Rett syndrome has a substantial phenotypic variability which may be influenced by what

Skewed X-inactivation

Is a higher/lower % skew more common

Low - Skewing >80% is rare

Duchenne Muscular Dystrophy genetic mutation

(Xp21.2)

Duchenne Muscular Dystrophy presents as what in men

• Muscle fibre weakness that presents in childhood

• Difficulty walking and rising (Gower manoeuvre)

• Wheelchair by teens

• Respiratory weakness

• Mild cognitive impairment

• Cardiomyopathy (ventricular remodelling)

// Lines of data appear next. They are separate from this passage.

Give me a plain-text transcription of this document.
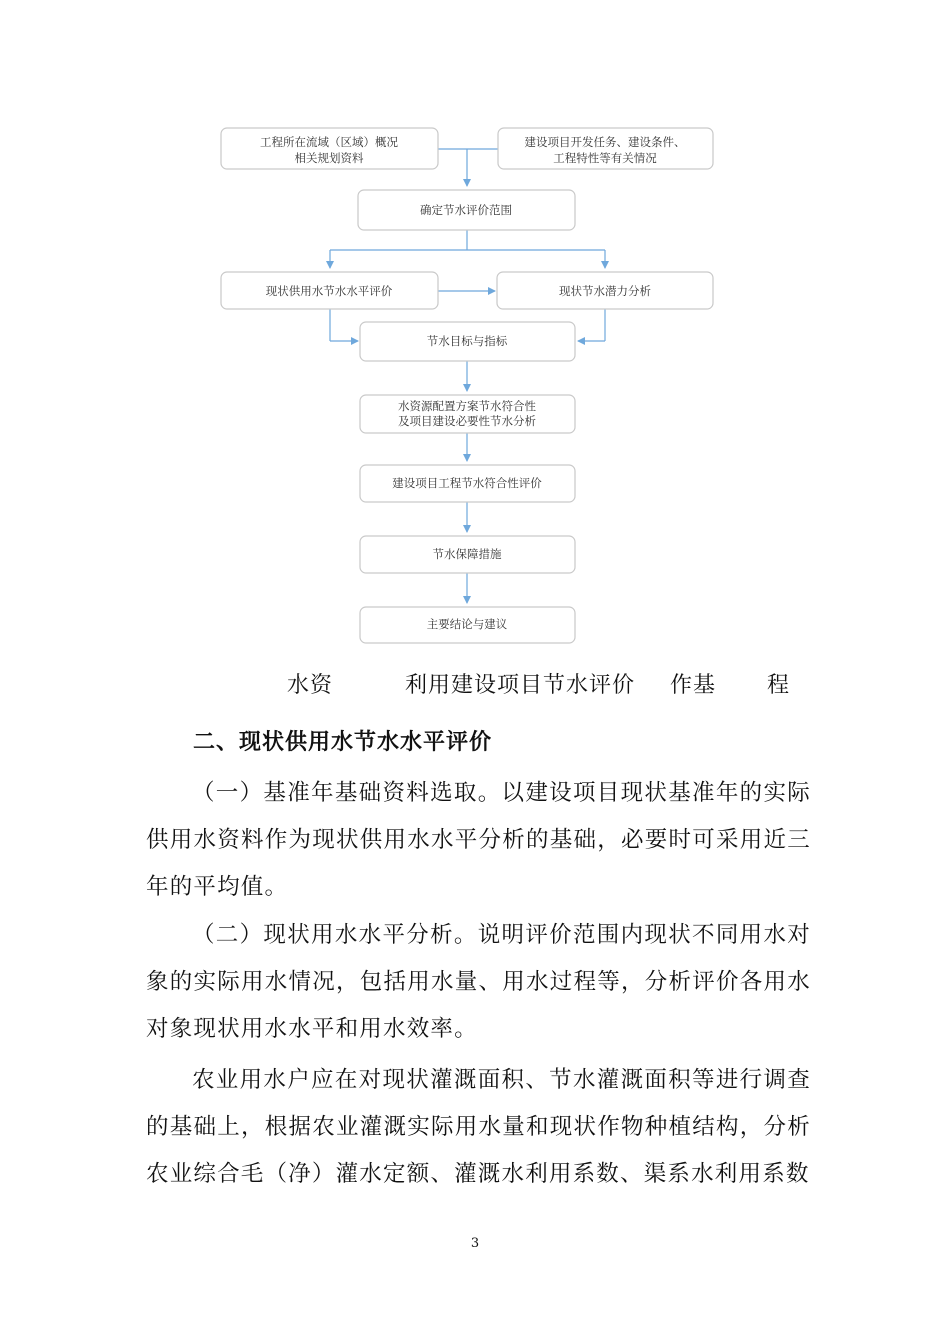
工程所在流域（区域）概况
相关规划资料
建设项目开发任务、建设条件、
工程特性等有关情况
确定节水评价范围
现状供用水节水水平评价	现状节水潜力分析
节水目标与指标
水资源配置方案节水符合性
及项目建设必要性节水分析
建设项目工程节水符合性评价
节水保障措施
主要结论与建议
水资	利用建设项目节水评价 作基 程
二、现状供用水节水水平评价

（一）基准年基础资料选取。以建设项目现状基准年的实际供用水资料作为现状供用水水平分析的基础，必要时可采用近三年的平均值。

（二）现状用水水平分析。说明评价范围内现状不同用水对象的实际用水情况，包括用水量、用水过程等，分析评价各用水对象现状用水水平和用水效率。

农业用水户应在对现状灌溉面积、节水灌溉面积等进行调查的基础上，根据农业灌溉实际用水量和现状作物种植结构，分析农业综合毛（净）灌水定额、灌溉水利用系数、渠系水利用系数

3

How do heterozygous women with the (Xp21.2) mutation present

Only mild cardiomyopathy

Increased CK and muscle weakness

Generally don’t present with DMD - Those who do may have skewed X-inactivation

Epigenetics relate to DNA factors other than nucleotide sequence that impact on gene expression, primarily what process in what structures

methylation of CpG dinucleotides

For imprinted genes, the inheritance of what alleles is required for normal development.

For imprinted genes, the inheritance of maternal and paternal alleles is required for normal development.